Cabinet positions

Trump’s A-Team

12/1/16
from The Wall Street Journal,
11/30/16:

The president-elect is assembling a who’s who of conservatives for his cabinet.

In the seven days since Thanksgiving, President-elect Trump has named the respected schools reformer Betsy DeVos from Michigan as Secretary of Education. Rep. Tom Price of Georgia, the chairman of the House Budget Committee and a committed reformer of ObamaCare, is Secretary of Health and Human Services. Elaine Chao, who was George W. Bush’s reformist Labor Secretary for eight years, is the new Secretary of Transportation. Two businessmen will enter the cabinet. Former Goldman Sachs banker Steven Mnuchin is Treasury Secretary and Wilbur Ross, an investor in distressed industries, will be Commerce Secretary.

Retired Marine Gen. Jim Mattis, one of the most able officers to serve in Iraq and later head of the U.S. Central Command, is within a hair of being Secretary of Defense.

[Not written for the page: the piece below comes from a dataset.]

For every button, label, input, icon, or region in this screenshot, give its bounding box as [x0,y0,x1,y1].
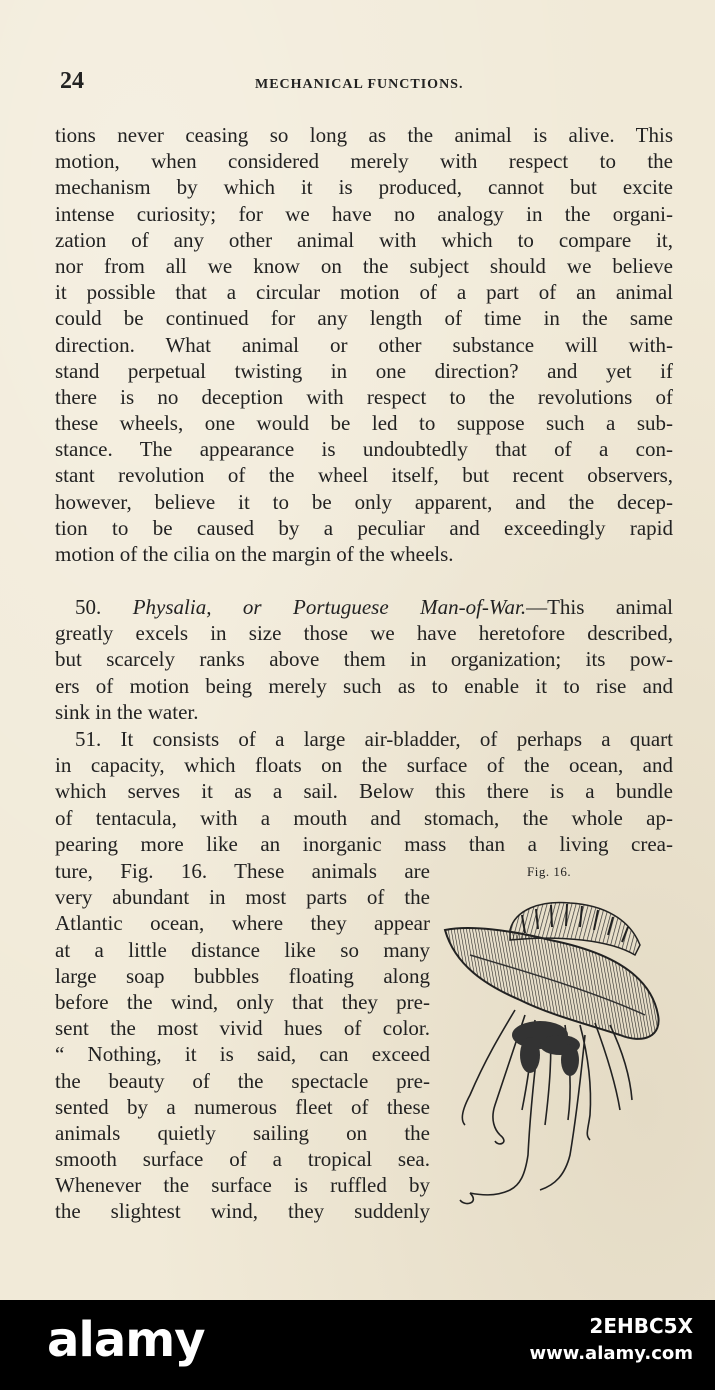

Going deeper into the policy weeds, Mr. Trump selected Indiana Medicaid reformer Seema Verma to run the Centers for Medicare and Medicaid. The main Supreme Court adviser visiting Trump Tower has been Leonard Leo, executive vice president of the Federalist Society. Bob Woodson, one of this generation’s smartest and most productive black conservatives, has been in to discuss with Mr. Trump how to make good on his campaign promise to champion the inner cities. If instead of these individuals, the visitors to Trump Tower had been the alt-right activists of so many progressive night sweats, it would have been reported across the New York Times’ front page and on CNN round the clock, as if Godzilla and Mothra were trundling up Fifth Avenue. Instead, the Trump transition has been talking to and appointing some of the most accomplished and serious individuals in Republican and conservative politics. Donald Trump isn’t pulling rabbits out of a hat. Somebody at team Trump has a first-rate Rolodex.

This Trump transition operation is filled with specialists and veterans extending back to Ronald Reagan’s transition, such as Ed Meese. While New York conducts auditions for the cabinet’s speaking parts, the Washington policy shop is now recruiting the under-, deputy- and assistant secretaryships. I’m told calls are arriving from solid people in the private sector who want to work on the Trump project, without pay, and then get out. That is the private-to-public expertise model created by Gov. Mitch Daniels in Indiana and followed by Govs. John Kasich in Ohio and Bill Haslam in Tennessee.

f Mr. Trump’s foreign-policy goal is to “kill ISIS,” it would be hard to design a more effective partnership than Jim Mattis at Defense and David Petraeus at State. They know what to do and how to do it, but that’s not the most important thing. As former commanders in Iraq, Gens. Mattis and Petraeus have seen enough sacrifice from American troops in the Middle East for two lifetimes. These are men who will not argue for committing ground troops unless the U.S. is going to win and then secure the durability of its dear investment there. As for Kellyanne Conway’s supposed anti-Romney rampage Sunday morning, I’m more inclined to see it as Thomas Cromwell going on television to explain the requirements of loyalty to Henry VIII’s associates.